Pollard Park is underdeveloped and underutilized as the most prominent green public space in the area. Its importance has been growing recently as a public event space, and it only realizes a fraction of its potential at these times of the year. The park’s revitalization starts with arranging topographically responsive essential components: benches, picnic tables, and paved walkways.
Community engagement was integral to the process, including town halls, community events, and door-to-door surveys. In response, the team designed two interventions for the city to convert this car-oriented neighborhood into a safe pedestrian space through local art. Immediate takeaways were prioritizing pedestrian circulation, authentic placemaking elements, and unifying the area with a consistent design language.
For two years, Chamberbrook hosted a thriving international market of multiple vendors. At their request, it will need future planning assistance due to the growing number of participants.
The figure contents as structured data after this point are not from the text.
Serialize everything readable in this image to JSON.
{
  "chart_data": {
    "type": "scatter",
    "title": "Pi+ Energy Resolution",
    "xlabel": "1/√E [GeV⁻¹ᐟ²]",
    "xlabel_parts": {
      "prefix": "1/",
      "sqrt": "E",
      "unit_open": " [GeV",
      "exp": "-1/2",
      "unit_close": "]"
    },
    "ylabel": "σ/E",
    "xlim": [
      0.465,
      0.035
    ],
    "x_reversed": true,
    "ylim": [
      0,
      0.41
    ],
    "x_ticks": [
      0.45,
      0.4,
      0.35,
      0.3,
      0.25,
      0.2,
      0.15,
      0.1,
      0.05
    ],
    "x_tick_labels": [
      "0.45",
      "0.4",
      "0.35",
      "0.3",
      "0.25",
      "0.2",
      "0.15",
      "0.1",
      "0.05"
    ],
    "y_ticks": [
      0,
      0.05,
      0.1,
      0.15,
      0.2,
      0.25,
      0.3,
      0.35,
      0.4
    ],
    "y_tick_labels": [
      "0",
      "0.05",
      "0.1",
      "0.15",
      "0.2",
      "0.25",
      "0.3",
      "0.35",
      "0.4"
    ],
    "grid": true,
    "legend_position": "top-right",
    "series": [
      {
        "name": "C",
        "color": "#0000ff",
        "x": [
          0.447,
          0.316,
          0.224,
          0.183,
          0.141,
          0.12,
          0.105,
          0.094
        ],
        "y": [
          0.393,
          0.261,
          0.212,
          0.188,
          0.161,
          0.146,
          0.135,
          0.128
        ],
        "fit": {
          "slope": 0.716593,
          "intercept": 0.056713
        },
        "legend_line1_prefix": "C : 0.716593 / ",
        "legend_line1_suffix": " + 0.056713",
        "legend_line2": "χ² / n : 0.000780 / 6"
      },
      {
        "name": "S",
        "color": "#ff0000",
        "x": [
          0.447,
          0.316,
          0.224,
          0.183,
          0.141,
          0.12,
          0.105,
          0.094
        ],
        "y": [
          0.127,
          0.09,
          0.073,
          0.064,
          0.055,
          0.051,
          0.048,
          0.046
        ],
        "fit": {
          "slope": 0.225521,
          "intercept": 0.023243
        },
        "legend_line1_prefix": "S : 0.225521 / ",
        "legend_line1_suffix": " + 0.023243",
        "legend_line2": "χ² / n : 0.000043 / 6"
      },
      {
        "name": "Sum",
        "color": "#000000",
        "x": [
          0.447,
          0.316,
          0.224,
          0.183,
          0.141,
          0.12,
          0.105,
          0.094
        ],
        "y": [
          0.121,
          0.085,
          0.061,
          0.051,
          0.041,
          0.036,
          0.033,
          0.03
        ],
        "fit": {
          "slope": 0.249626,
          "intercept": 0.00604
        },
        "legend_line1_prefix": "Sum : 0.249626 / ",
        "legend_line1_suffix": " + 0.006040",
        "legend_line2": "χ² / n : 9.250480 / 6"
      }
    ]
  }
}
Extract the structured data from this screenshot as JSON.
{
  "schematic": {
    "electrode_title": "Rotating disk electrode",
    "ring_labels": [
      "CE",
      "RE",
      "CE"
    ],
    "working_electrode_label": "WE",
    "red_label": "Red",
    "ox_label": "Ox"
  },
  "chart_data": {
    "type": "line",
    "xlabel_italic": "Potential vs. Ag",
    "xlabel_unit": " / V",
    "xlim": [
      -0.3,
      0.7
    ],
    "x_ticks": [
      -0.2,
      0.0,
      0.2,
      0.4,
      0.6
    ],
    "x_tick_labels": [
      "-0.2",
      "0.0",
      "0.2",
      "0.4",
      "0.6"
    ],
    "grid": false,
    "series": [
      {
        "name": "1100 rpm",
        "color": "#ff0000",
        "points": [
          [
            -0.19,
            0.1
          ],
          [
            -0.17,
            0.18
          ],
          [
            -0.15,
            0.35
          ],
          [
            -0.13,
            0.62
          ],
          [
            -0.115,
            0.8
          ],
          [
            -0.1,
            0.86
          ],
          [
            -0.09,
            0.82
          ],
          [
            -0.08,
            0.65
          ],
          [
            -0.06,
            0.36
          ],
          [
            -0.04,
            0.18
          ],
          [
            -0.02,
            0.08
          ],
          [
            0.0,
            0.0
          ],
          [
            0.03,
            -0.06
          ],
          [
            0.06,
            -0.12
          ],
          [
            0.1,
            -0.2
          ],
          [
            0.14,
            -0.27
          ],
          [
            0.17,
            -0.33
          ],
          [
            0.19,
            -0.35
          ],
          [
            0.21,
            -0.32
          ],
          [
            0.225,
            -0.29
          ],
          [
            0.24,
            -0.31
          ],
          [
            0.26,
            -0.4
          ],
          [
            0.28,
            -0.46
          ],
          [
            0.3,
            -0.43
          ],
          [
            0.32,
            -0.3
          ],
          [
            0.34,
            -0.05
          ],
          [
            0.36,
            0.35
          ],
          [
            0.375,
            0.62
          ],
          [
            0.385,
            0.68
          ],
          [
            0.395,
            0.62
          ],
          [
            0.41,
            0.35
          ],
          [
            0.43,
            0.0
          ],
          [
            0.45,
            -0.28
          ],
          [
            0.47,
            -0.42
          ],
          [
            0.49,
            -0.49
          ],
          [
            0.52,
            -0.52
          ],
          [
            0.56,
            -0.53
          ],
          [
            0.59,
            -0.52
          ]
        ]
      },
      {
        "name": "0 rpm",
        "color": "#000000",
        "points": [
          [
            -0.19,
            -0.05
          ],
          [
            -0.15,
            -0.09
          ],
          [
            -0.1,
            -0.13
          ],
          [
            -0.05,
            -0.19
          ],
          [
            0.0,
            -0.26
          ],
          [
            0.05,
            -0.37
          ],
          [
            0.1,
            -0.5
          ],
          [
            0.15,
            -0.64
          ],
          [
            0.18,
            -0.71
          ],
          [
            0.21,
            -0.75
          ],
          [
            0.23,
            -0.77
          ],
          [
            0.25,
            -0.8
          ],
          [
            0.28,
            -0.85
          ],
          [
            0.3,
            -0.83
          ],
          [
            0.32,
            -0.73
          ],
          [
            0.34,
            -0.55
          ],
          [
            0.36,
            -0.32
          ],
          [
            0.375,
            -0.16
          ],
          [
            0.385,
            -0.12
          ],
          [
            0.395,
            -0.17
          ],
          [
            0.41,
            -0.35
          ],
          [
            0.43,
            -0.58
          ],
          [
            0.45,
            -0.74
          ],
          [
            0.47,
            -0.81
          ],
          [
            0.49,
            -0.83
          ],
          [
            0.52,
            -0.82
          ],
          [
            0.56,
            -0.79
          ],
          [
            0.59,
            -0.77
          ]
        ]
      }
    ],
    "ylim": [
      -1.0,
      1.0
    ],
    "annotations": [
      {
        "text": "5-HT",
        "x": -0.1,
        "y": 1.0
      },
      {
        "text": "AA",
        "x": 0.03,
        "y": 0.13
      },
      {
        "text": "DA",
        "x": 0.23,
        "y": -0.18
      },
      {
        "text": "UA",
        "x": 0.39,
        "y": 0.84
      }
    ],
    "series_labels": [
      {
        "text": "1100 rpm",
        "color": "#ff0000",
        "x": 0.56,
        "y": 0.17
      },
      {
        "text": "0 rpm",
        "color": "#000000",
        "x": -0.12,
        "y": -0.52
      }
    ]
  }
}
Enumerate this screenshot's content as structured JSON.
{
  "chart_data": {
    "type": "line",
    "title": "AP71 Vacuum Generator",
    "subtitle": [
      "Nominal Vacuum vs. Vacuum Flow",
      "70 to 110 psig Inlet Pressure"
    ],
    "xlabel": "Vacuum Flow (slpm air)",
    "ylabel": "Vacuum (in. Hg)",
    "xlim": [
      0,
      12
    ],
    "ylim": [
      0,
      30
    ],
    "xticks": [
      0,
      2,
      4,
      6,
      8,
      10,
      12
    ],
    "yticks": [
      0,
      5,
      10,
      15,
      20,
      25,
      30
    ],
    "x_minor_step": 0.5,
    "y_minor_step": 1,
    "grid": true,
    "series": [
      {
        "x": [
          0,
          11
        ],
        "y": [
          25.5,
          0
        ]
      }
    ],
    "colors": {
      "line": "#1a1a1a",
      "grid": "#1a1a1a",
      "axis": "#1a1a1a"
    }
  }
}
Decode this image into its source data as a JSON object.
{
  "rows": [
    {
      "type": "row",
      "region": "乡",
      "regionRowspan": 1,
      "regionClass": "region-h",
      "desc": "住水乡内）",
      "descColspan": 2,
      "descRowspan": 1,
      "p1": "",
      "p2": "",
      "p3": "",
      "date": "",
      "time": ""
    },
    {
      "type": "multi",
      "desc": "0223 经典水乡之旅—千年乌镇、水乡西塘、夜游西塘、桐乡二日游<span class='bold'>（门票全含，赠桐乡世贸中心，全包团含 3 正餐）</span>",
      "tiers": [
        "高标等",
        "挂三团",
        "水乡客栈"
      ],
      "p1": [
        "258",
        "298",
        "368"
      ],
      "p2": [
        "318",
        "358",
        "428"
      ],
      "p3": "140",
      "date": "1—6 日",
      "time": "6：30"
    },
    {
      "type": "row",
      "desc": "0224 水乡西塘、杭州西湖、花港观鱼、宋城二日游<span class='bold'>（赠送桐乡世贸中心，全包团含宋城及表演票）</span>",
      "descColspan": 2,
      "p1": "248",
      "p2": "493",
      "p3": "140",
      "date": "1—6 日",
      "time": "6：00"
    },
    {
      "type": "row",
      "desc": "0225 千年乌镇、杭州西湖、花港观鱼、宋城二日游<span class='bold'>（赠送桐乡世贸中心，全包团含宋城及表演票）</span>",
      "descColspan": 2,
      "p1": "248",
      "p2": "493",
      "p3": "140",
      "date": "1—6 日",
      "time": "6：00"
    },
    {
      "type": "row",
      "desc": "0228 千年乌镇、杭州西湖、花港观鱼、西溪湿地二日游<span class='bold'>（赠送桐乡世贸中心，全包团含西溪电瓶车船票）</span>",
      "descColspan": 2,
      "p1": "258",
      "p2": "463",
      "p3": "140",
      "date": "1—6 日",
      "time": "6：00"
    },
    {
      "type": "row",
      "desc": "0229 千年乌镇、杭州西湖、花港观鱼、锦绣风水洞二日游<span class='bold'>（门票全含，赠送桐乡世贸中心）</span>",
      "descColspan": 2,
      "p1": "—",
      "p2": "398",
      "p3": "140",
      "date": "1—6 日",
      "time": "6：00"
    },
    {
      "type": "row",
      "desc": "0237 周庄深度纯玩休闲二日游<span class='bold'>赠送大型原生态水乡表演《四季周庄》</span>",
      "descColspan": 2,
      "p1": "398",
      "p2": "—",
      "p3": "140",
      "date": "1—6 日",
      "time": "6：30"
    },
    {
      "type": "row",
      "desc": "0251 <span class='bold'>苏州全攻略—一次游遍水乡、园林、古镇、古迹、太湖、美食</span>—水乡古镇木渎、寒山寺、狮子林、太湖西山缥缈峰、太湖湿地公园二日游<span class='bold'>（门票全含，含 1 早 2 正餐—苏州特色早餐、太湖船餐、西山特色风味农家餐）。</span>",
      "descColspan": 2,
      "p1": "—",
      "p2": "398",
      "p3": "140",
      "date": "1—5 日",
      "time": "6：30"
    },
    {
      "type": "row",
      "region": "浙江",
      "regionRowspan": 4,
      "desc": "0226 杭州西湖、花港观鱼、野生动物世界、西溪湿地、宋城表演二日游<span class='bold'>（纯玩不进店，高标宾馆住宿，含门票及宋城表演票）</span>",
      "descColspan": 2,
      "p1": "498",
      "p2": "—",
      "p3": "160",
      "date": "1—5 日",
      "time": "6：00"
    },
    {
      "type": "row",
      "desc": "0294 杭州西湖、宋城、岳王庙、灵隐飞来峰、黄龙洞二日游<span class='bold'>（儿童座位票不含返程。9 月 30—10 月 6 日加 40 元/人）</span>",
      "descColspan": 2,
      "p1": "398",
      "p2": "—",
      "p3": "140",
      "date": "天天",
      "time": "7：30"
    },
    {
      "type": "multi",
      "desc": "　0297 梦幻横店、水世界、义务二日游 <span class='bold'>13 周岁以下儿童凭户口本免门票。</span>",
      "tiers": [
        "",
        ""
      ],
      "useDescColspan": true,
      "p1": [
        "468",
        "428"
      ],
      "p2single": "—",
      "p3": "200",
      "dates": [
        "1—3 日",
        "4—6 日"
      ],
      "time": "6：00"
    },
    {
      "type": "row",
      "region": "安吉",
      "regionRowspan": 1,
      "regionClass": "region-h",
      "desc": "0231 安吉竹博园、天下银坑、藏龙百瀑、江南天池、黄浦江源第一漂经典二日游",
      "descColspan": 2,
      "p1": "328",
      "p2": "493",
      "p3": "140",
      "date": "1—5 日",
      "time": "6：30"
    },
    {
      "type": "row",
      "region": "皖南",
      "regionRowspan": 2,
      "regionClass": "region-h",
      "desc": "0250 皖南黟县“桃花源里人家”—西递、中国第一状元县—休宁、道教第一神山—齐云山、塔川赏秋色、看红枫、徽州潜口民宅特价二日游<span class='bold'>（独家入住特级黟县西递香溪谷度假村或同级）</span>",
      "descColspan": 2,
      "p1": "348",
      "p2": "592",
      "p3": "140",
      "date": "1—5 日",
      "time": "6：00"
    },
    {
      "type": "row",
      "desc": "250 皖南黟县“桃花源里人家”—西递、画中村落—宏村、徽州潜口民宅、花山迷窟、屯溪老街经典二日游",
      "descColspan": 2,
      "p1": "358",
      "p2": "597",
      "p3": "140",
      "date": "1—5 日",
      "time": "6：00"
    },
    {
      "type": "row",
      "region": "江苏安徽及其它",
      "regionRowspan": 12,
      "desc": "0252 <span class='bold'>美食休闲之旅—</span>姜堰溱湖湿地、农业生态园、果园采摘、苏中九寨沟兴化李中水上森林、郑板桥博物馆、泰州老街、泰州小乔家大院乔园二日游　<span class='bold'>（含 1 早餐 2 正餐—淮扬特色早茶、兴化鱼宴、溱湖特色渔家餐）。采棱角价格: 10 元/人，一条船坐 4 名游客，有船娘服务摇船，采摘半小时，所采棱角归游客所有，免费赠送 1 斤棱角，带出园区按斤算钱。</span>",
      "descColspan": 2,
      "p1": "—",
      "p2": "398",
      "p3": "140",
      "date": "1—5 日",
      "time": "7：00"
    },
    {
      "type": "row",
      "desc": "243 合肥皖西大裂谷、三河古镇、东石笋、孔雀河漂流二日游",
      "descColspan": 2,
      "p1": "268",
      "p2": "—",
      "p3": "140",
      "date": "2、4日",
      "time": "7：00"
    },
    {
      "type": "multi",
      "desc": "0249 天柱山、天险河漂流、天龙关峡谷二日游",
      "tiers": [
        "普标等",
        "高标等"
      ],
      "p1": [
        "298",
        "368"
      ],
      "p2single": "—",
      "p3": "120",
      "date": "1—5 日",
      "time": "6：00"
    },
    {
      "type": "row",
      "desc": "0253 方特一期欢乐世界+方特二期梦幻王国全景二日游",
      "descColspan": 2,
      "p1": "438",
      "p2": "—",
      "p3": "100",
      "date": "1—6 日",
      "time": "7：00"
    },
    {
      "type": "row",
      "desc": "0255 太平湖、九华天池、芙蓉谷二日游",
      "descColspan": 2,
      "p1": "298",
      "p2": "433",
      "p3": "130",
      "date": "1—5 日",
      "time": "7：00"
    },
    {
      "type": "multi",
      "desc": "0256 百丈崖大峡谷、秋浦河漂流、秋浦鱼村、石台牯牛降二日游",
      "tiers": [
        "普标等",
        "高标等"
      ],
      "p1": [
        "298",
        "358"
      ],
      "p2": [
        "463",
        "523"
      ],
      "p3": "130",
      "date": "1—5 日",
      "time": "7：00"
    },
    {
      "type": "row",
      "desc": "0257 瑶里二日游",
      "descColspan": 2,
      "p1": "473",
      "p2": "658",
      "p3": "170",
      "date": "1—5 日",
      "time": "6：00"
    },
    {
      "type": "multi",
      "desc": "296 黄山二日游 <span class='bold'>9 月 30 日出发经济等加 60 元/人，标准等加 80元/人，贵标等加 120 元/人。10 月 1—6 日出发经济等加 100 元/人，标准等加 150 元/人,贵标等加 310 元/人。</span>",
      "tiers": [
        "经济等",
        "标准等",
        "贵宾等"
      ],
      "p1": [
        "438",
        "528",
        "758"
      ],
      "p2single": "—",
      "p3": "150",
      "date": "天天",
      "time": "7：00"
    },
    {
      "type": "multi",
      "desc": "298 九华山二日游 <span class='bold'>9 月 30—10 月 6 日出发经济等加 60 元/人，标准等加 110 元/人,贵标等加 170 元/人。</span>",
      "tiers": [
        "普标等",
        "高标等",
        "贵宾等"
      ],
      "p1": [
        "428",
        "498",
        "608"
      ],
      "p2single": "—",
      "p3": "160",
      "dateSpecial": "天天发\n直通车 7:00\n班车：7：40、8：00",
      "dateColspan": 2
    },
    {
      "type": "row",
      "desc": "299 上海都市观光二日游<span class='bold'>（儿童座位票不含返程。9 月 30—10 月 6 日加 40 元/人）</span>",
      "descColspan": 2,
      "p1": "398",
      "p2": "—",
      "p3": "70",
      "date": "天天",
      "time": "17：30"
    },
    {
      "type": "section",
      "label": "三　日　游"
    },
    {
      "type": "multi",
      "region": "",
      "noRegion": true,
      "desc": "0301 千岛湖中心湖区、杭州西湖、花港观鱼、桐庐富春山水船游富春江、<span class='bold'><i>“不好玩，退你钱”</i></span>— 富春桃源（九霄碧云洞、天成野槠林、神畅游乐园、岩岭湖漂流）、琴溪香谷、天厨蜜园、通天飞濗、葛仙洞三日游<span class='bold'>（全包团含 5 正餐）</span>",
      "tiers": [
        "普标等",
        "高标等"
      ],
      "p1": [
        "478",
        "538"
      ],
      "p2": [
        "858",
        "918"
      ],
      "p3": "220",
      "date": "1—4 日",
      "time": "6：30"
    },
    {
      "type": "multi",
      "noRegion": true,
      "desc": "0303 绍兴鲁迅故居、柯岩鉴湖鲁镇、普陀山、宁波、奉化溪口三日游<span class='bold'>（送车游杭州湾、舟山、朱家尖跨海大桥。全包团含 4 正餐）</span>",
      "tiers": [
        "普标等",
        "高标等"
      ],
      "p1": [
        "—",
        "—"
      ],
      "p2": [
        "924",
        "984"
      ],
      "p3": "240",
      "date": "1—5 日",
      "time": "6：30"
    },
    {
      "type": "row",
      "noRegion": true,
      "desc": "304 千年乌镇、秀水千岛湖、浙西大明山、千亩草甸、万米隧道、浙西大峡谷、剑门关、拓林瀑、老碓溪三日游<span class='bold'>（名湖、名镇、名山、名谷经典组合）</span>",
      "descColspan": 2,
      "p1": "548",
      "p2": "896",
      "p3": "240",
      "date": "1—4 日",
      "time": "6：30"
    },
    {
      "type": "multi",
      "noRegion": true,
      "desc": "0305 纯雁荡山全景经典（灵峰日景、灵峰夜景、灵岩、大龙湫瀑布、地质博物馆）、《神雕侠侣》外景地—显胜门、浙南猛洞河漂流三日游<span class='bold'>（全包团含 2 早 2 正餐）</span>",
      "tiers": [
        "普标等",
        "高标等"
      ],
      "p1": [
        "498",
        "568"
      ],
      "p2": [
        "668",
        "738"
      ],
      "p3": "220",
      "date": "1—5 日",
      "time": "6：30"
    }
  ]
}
Parallel to the busy Chamberlayne Avenue is a residential alley that has attracted unwanted attention. These two challenges present an opportunity to synergize both efforts by redeveloping the path into a public space and an ideal location for expanding the market.
Live-work spaces are designed for local and international users to manage small businesses in Richmond. The home facades host flexible custom panels based on the user’s cultural/national background. The A-frame was the first component designed, fabricated, and implemented in the townhomes’ geometry to support the townhomes’ atmosphere as a welcoming gateway to the area.
All these solutions came as a guidebook demonstrating the neighborhood’s potential as a destination for international travelers from a living, working, and engaging perspective. These ideas aim to be attainable by the residents, businesses, and minorities here to define what an arts and business district should be through revitalization and tactical urbanism.